また、{美徳}{大罪}それぞれに、専用の更に威力の高いスキルが存在する。
閑話休題
スレイは固有クエストで特殊区域の街を防衛している為、カルマ値は高い。つまり善性が大きいということだ。故に“逆十字の審判”の効果が大きくなる。……だがスレイも強化状態。もし、この攻撃に耐えた場合、セレストのスキル発動後の隙は確実に狩られるだろう。
何が言いたいのかと言えば……この一撃で勝負は決まる
「なあ、スレイ……準備はできたか?」
「もちろんよ!全力でかかってこい!!」
セレストの放った“逆十字の審判”と強化状態のスレイから連続で放たれる武技の数々が激突し、小規模の爆発が起こる。

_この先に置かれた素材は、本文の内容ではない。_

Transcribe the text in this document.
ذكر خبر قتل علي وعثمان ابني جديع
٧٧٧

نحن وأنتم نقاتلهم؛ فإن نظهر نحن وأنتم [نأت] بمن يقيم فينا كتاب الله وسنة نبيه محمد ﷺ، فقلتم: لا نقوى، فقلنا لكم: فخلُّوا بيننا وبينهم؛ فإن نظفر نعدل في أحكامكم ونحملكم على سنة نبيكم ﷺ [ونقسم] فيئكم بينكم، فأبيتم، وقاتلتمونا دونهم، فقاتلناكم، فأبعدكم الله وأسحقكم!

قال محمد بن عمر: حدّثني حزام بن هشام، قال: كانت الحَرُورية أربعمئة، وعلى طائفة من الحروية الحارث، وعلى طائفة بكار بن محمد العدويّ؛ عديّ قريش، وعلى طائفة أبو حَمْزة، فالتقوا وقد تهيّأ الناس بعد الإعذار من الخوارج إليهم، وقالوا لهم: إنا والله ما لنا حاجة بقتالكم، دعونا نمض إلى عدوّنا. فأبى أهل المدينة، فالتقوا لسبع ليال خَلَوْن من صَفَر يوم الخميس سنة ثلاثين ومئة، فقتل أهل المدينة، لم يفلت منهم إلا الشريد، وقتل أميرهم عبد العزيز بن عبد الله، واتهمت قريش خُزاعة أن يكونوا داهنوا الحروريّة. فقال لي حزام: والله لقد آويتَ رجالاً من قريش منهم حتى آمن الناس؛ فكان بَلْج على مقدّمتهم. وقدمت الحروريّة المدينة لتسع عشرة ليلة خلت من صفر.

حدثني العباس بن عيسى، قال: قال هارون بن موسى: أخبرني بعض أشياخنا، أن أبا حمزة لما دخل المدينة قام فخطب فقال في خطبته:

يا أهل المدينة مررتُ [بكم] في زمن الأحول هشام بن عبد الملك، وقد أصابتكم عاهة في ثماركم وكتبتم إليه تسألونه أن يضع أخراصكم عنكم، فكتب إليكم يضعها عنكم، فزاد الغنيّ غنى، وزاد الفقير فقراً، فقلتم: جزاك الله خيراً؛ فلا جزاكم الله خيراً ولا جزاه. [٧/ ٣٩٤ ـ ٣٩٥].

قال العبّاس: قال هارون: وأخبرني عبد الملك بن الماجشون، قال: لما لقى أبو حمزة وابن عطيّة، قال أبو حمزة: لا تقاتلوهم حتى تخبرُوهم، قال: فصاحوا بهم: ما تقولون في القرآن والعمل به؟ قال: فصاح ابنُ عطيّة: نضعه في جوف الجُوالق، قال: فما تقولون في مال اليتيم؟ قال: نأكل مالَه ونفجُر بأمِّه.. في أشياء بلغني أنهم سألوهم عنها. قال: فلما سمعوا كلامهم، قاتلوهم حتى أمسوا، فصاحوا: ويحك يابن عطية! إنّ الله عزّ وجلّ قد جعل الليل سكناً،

《爆発の煙で試合の様子が見えない!!中では何が起こっているのでしょうか!!??》
観客が固唾を呑み見守る中煙が晴れてゆく。
《最後に立っているのはどちらだ〜!?》
煙が完全に晴れ、最後に立っていたのは……
《最強決定戦!!優勝は……ラン選手だ〜〜!!!!》
『うおぉぉぉぉおお!!』
観客からの歓声が上がる中……
(いやー……スレイがあんなに粘るとはな……。レベルと装備でスペック差も凄かったはずなんだが……職業補正の力も凄いのかもな〜……。今回はスレイのスキルも模倣できたからかなり収穫はあったし、作戦は成功か?スキルはできるだけ集めたいし……まあ、あっても多分使いこなせないけど)
スレイのスキルを模倣でき、ホクホク顔で退場しているセレスト。彼も全力でぶつかり合え、スキルも模倣できているので上機嫌である。
《全プログラムが終了したので、十分後に表彰式を始めさせていただきます》
(ちょっと、体を休めさせてから始めるのかな?まあ、流石にちょっと疲れたし、休憩はほしいな)
これだけ闘っておいてちょっとしか疲れなかったなどと、聞く人が聞けば発狂しそうな言葉を並べ休憩に入るセレストだった。